Findings from the randomized, double-blind children's study mean that the case "is pretty much open and shut," said Bardin. "It's pretty clear that escalating glucocorticoids does not work."

In contrast, the adult study is not a "truly randomized controlled trial. The study was done in the community and the treatment wasn't blinded," he explained. It tried to mirror real life, which is both its strength and its weakness.

This does not make it less valid, he explained, but it does mean the results have to be taken with more caveats.

"Obviously, there is a potential for bias in an open-label study," Harrison acknowledged. However, he pointed out, in clinical practice, patients and physicians are not blinded, so the placebo effect is at work there, too.

And, he asked, "if the whole thing was a placebo effect, how would we have seen a difference in hospital admissions?"

Different Results in Children and Adults

The fact that the results were different in adults and children does not surprise Eric Macy, MD, from the Kaiser Permanente San Diego Medical Center.

"Adults are different than kids," he told Medscape Medical News.
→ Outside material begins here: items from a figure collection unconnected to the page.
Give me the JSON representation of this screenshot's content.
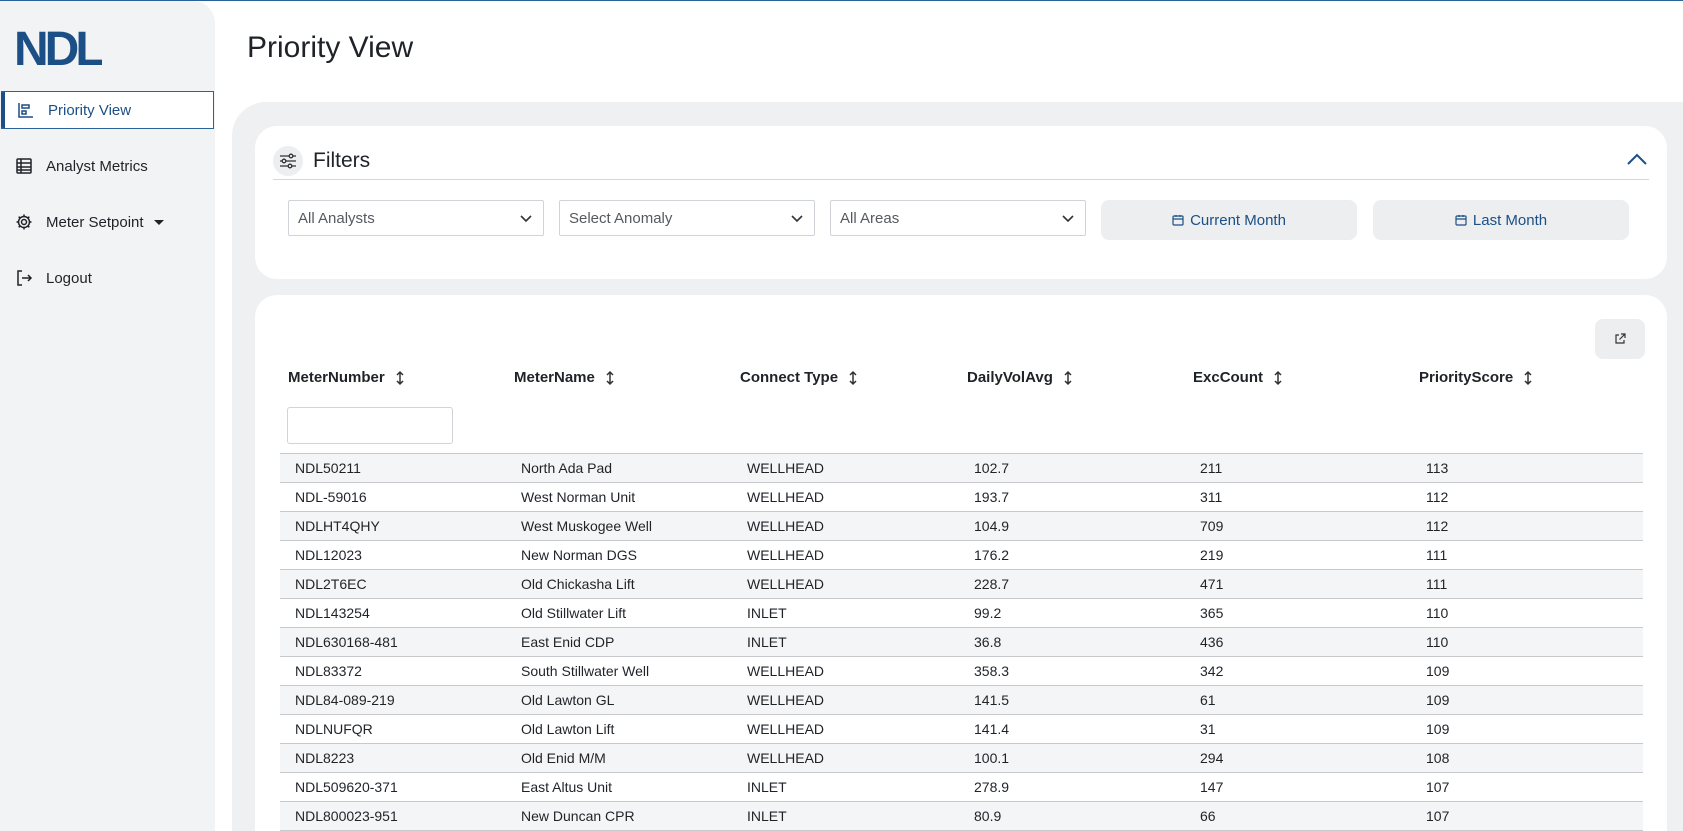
{
  "sidebar": {
    "logo_text": "NDL",
    "items": [
      {
        "label": "Priority View",
        "icon": "bar-chart-icon",
        "active": true
      },
      {
        "label": "Analyst Metrics",
        "icon": "table-icon",
        "active": false
      },
      {
        "label": "Meter Setpoint",
        "icon": "gear-icon",
        "active": false,
        "has_dropdown": true
      },
      {
        "label": "Logout",
        "icon": "logout-icon",
        "active": false
      }
    ]
  },
  "header": {
    "title": "Priority View"
  },
  "filters": {
    "title": "Filters",
    "analyst_select": "All Analysts",
    "anomaly_select": "Select Anomaly",
    "area_select": "All Areas",
    "current_month_label": "Current Month",
    "last_month_label": "Last Month"
  },
  "table": {
    "columns": [
      "MeterNumber",
      "MeterName",
      "Connect Type",
      "DailyVolAvg",
      "ExcCount",
      "PriorityScore"
    ],
    "meter_number_filter_value": "",
    "rows": [
      [
        "NDL50211",
        "North Ada Pad",
        "WELLHEAD",
        "102.7",
        "211",
        "113"
      ],
      [
        "NDL-59016",
        "West Norman Unit",
        "WELLHEAD",
        "193.7",
        "311",
        "112"
      ],
      [
        "NDLHT4QHY",
        "West Muskogee Well",
        "WELLHEAD",
        "104.9",
        "709",
        "112"
      ],
      [
        "NDL12023",
        "New Norman DGS",
        "WELLHEAD",
        "176.2",
        "219",
        "111"
      ],
      [
        "NDL2T6EC",
        "Old Chickasha Lift",
        "WELLHEAD",
        "228.7",
        "471",
        "111"
      ],
      [
        "NDL143254",
        "Old Stillwater Lift",
        "INLET",
        "99.2",
        "365",
        "110"
      ],
      [
        "NDL630168-481",
        "East Enid CDP",
        "INLET",
        "36.8",
        "436",
        "110"
      ],
      [
        "NDL83372",
        "South Stillwater Well",
        "WELLHEAD",
        "358.3",
        "342",
        "109"
      ],
      [
        "NDL84-089-219",
        "Old Lawton GL",
        "WELLHEAD",
        "141.5",
        "61",
        "109"
      ],
      [
        "NDLNUFQR",
        "Old Lawton Lift",
        "WELLHEAD",
        "141.4",
        "31",
        "109"
      ],
      [
        "NDL8223",
        "Old Enid M/M",
        "WELLHEAD",
        "100.1",
        "294",
        "108"
      ],
      [
        "NDL509620-371",
        "East Altus Unit",
        "INLET",
        "278.9",
        "147",
        "107"
      ],
      [
        "NDL800023-951",
        "New Duncan CPR",
        "INLET",
        "80.9",
        "66",
        "107"
      ]
    ]
  },
  "colors": {
    "accent": "#1b4f86",
    "sidebar_bg": "#f2f3f5",
    "panel_bg": "#eff0f2"
  }
}
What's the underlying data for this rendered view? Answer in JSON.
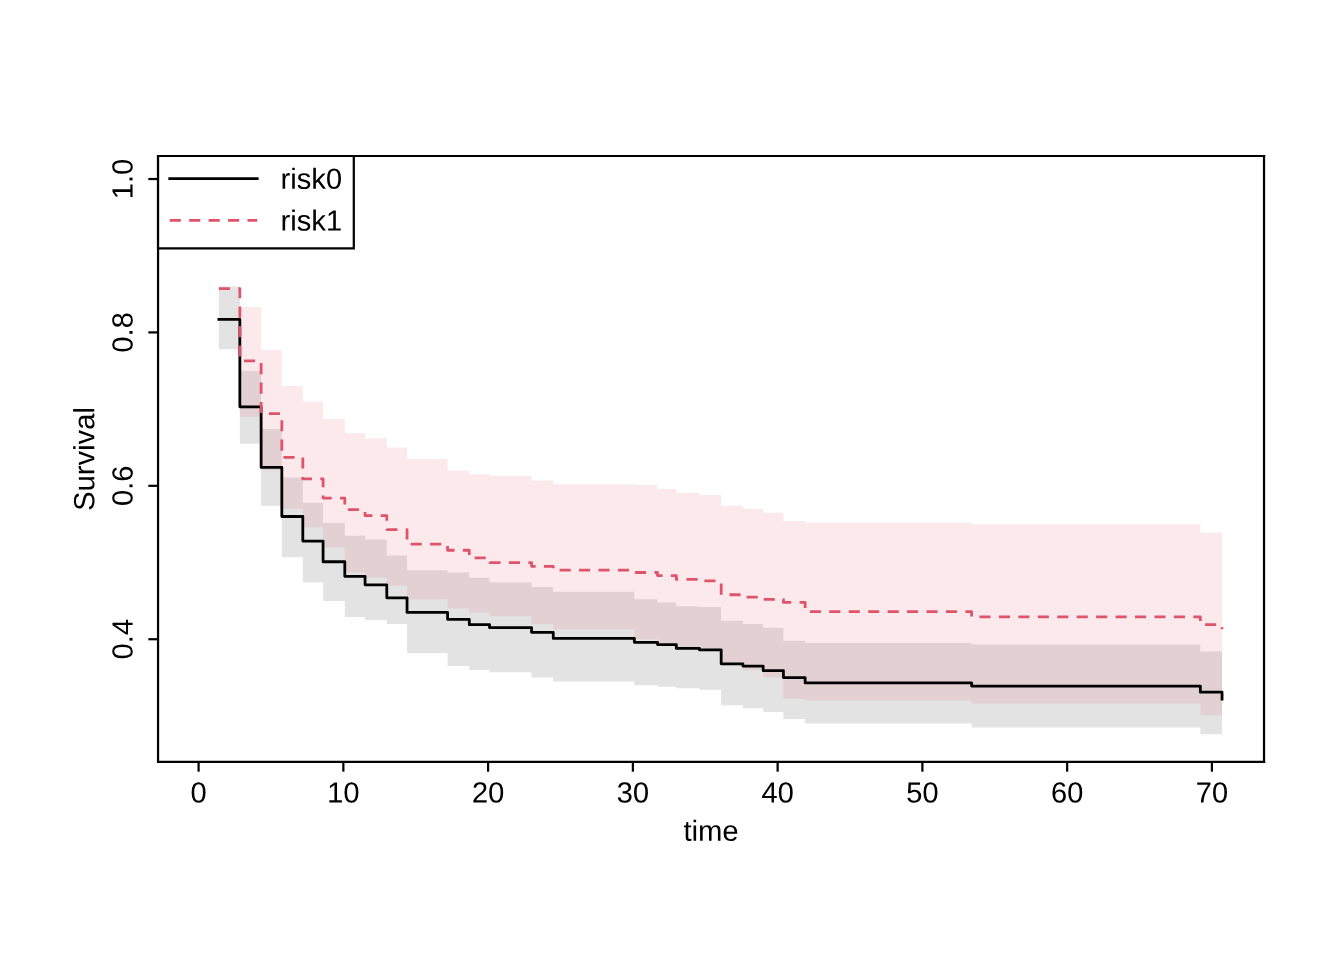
{
  "chart_data": {
    "type": "step",
    "xlabel": "time",
    "ylabel": "Survival",
    "xlim": [
      -2.8,
      73.6
    ],
    "ylim": [
      0.24,
      1.03
    ],
    "xticks": [
      0,
      10,
      20,
      30,
      40,
      50,
      60,
      70
    ],
    "yticks": [
      0.4,
      0.6,
      0.8,
      {
        "value": 1.0,
        "label": "1.0"
      }
    ],
    "legend": "top left",
    "grid": false,
    "x": [
      1.4,
      2.85,
      4.32,
      5.75,
      7.2,
      8.6,
      10.1,
      11.5,
      13.0,
      14.4,
      17.2,
      18.7,
      20.1,
      23.0,
      24.5,
      30.1,
      31.7,
      33.0,
      34.6,
      36.1,
      37.6,
      39.0,
      40.4,
      41.9,
      53.4,
      69.2,
      70.7
    ],
    "series": [
      {
        "name": "risk0",
        "color": "#000000",
        "line_style": "solid",
        "values": [
          0.817,
          0.703,
          0.624,
          0.56,
          0.528,
          0.501,
          0.482,
          0.471,
          0.454,
          0.435,
          0.426,
          0.419,
          0.415,
          0.409,
          0.401,
          0.396,
          0.393,
          0.388,
          0.386,
          0.368,
          0.365,
          0.359,
          0.35,
          0.343,
          0.339,
          0.331,
          0.322
        ],
        "lower": [
          0.778,
          0.655,
          0.574,
          0.507,
          0.474,
          0.45,
          0.429,
          0.425,
          0.42,
          0.382,
          0.365,
          0.36,
          0.357,
          0.35,
          0.345,
          0.34,
          0.338,
          0.336,
          0.334,
          0.314,
          0.31,
          0.305,
          0.296,
          0.29,
          0.285,
          0.276,
          0.276
        ],
        "upper": [
          0.86,
          0.75,
          0.674,
          0.611,
          0.578,
          0.552,
          0.535,
          0.53,
          0.509,
          0.49,
          0.487,
          0.48,
          0.474,
          0.468,
          0.462,
          0.452,
          0.448,
          0.443,
          0.442,
          0.424,
          0.42,
          0.415,
          0.398,
          0.395,
          0.393,
          0.384,
          0.384
        ]
      },
      {
        "name": "risk1",
        "color": "#df536b",
        "line_style": "dashed",
        "values": [
          0.857,
          0.763,
          0.694,
          0.637,
          0.609,
          0.584,
          0.569,
          0.561,
          0.543,
          0.524,
          0.516,
          0.506,
          0.5,
          0.495,
          0.49,
          0.487,
          0.483,
          0.478,
          0.476,
          0.458,
          0.455,
          0.452,
          0.448,
          0.436,
          0.429,
          0.419,
          0.413
        ],
        "lower": [
          null,
          0.69,
          0.62,
          0.57,
          0.546,
          0.52,
          0.487,
          0.48,
          0.47,
          0.452,
          0.44,
          0.435,
          0.43,
          0.42,
          0.413,
          0.4,
          0.395,
          0.387,
          0.385,
          0.366,
          0.36,
          0.35,
          0.322,
          0.32,
          0.316,
          0.301,
          0.301
        ],
        "upper": [
          null,
          0.833,
          0.777,
          0.73,
          0.71,
          0.687,
          0.669,
          0.662,
          0.65,
          0.635,
          0.62,
          0.615,
          0.613,
          0.607,
          0.602,
          0.601,
          0.596,
          0.591,
          0.588,
          0.574,
          0.57,
          0.565,
          0.554,
          0.552,
          0.55,
          0.539,
          0.539
        ]
      }
    ]
  }
}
And the diminished growth trend seen in children on higher doses of inhaled steroids will not be a concern in adults.

For adults, the quadruple dose "might be a good thing," he said. "They basically avoided some emergency room visits and there was less systemic exposure to steroids."

Macy said he agrees with Harrison that higher doses of inhaled steroids might not be much different than oral prednisone, in terms of exposure.

"It's a very nice piece of work," he said of the adult study. "It's really nice to have these studies done in the community, and I have nothing but praise for the researchers who pulled this off."

Daniel Jackson, MD, from the University of Wisconsin School of Medicine and Public Health in Madison, who was involved with the children's study, said he agrees with Bardin that the lack of blinding in the study makes it difficult to be certain of the findings.

But "ultimately, both studies tell us that exacerbations are still occurring despite these strategies, so we need to develop new predictors of exacerbations in order to prevent them, he told Medscape Medical News.

Harrison reports financial relationships with AstraZeneca, GSK, and Vectura. Bardin reports financial relationships with GSK. Macy has disclosed no relevant financial relationships. Jackson reports financial relationships with Boehringer Ingelheim and Merck.

American Academy of Allergy, Asthma and Immunology (AAAAI) and World Allergy Organization (WAO) 2018 Joint Congress. Presented March 3, 2018.